Further Characterization and Improvement of Parts Already in the Registry

  • Submitted optimized parts of TALE-A (Bba_ K1189022) and TALE-B (Bba_ K1189023) (Slovenia 2012) for use in E. coli by removing the eukaryotic Kozak sequence and nuclear localization signal, codon optimizing it for expression in E. coli and finally adding a KasI restriction site in the composite part such that future teams can essentially plasmid switch their own custom TALEs into our system.
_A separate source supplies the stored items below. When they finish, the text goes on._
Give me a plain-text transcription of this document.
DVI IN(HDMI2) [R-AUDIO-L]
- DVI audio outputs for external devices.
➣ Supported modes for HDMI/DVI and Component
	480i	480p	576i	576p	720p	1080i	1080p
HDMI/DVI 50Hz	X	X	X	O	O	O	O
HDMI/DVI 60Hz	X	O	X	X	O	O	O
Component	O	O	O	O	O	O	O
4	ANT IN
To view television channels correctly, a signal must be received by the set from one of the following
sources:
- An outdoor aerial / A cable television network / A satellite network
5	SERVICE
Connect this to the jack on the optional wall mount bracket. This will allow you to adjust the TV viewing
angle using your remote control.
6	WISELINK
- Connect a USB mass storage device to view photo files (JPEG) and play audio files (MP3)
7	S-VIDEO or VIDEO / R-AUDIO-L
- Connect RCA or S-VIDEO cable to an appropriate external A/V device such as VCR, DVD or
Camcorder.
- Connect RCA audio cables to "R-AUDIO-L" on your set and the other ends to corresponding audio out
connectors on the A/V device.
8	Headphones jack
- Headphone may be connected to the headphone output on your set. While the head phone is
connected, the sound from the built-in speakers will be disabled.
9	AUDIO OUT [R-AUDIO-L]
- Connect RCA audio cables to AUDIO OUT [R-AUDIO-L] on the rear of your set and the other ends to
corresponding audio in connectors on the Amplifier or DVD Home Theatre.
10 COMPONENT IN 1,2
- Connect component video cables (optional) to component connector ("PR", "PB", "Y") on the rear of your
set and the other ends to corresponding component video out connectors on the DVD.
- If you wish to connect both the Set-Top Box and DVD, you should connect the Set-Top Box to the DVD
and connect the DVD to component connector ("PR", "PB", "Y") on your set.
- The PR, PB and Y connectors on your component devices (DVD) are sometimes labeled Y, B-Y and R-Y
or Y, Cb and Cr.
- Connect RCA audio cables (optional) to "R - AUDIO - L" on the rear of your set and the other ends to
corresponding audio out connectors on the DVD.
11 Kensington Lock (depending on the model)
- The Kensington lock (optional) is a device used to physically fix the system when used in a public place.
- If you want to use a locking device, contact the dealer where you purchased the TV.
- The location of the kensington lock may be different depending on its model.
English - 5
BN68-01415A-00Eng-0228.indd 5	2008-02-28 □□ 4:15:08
We also fixed a mutation in the binding region of TALE-B.
  • Showed that the improved TALES were able to be expressed in E. coli.
  • Submitted multiple composite parts of TALE-A and TALE-B with his-6 tags for easy purification, as well as with linkers and our two reporters: Beta-lactamase and ferritin.
  • Expressed and successfully purified various TALE constructs: TALE-A (BBa_K1189000); TALE-B (BBa_K1189001); TALE-A with a K coil (BBa_K1189029); TALE-A linked to beta-lactamase (BBa_K1189031); TALE-A fused to ferritin (BBa_K1189021).
  • Submitted the K coil (BBa_K1189010) and E coil (BBa_K1189011), previously in the registry, however lacking DNA. These coiled coils are very useful for in vitro assembly of different proteins and their ability to scaffold proteins together when fusion does not work, making an attractive addition to the registry. We also added a his-6 tag to these coils K coil with His-6 tag (Bba_K1189012) and E coil with a His-6 tag (Bba_K1189013). We submitted these coils in the Freiburg backbone for easy fusion of proteins.
  • Characterized the binding of these coils, demonstrating that the coils allow in vitro assembly by doing a dot blot assay with our mobile TALE detector and Prussian blue reporter, both of which we have built, expressed, and purified with the coiled coils. These results can be found (here).
  • Demonstrated that TALE-A with a K coil (BBa_K1189029) binds specifically to its target DNA. These results can be found (here).
  • We were able to calculate the dissociation constant of TALE-A (BBa_K1189029) and TALE-B with coils in the FerriTALE complex.

Modelling

  • Built an animation in Maya in order to communicate more visually how our sensor system functions from start to finish.
  • Built a spatial model in Maya to show how the potential mechanism of DNA-TALE binding to nitrocellulose in our prototype could result in reduction of the TALEs sensitivity. This directly influenced the way we designed our system, encouraging us to add in linkers/scaffolds.
  • Constructed a quantitative Mathematica model to test how amounts of target DNA versus detector proteins could influence sensitivity of the prototype.
  • Built a Mathematica model to analyze kinetics of several common reporter enzymes found in the registry, which culminated in the selection of our reporters.
  • Built a Scilab model of differential equations to show how fast we can get a detectable result from our system. This model used constants from our own experiments to make this prediction.

Human Practices

  • Consulted with three key stakeholders in the beef-cattle industry and implemented their suggestions into our design in terms of where we would implement our test in the meat processing chain, the time requirements for our test as well as the need for ease of use and robustness in our final system
  • Built upon previous outreach activities as well as took on a few new initiatives in order to engage more people in our community about our project

Collaboration

  • Collaborated with Paris Bettencourt to create SensiGEM, a searchable database of biosensors. Here we identified all the different biosensors in the registry over the years and categorized them by their inputs and outputs in order to guide future teams in the selection of their biosensors.
  • Helped establish the first Consort High School iGEM team in collaboration with the Calgary Entrepreneurial team. Consort performed amazingly well winning the Best Human Practices at the iGEM High School Jamboree!

Additional Work and Characterization

  • Characterized a portable prototype showing that this final system is feasible. We used a homestyle pregnancy kit to show that this is possible here. We showed that it is possible to flow DNA through the strip, add protein on the strip and get a colour output using our ferritin reporter.